Господи, сойди в мой ад…
— Он сказал: «Нет…» — выговаривала Любовь.
Окно палаты смотрело на унылую бескрайнюю волю безразлично. А воля в палату не смотрела вовсе. Иссечённое недавними вьюгами и первыми, холодными, дождями, тусклое стекло плохо пропускало
свет снаружи.
Внешний глубокомысленно молчал. И молчанье это становилось почти осязаемым. Значит, кто-то ещё должен был появиться в палате вот-вот. Цахилганов почувствовал непонятный трепет души — потом вдруг позорный испуг её, и озирался теперь по сторонам. Да, сейчас появится некто. Но молчание Внешнего всё сгущалось, уплотнялось. И пространство напрягалось оттого до немыслимых, крайних своих пределов.
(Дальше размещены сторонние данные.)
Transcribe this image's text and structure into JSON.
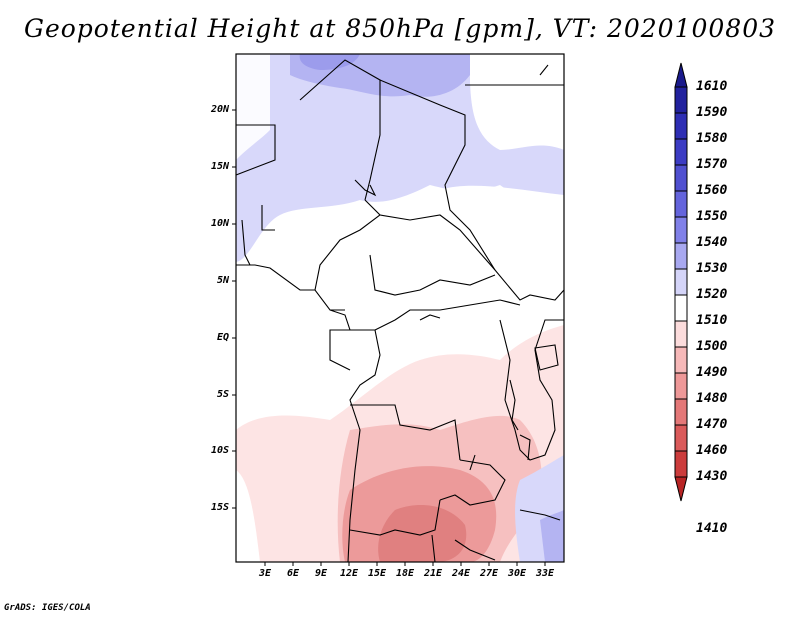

Солнце бушует, неистовое, разъярённое Солнце…
Цахилганов подумал, что сейчас у него пойдёт носом кровь. И либо он умрёт от неведомых этих перегрузок. Либо появится некто, прозревающий всё…
Появится оттуда, со стороны воли.
И возвестит…
Он оттолкнулся от подоконника, потому что увидел: за окном резко посветлело. И в тумане облаков, тяжёлых и серых, пробился колодец света,
достигающий самого полынного дна,
— влажного — под — низовым — течением — ветра.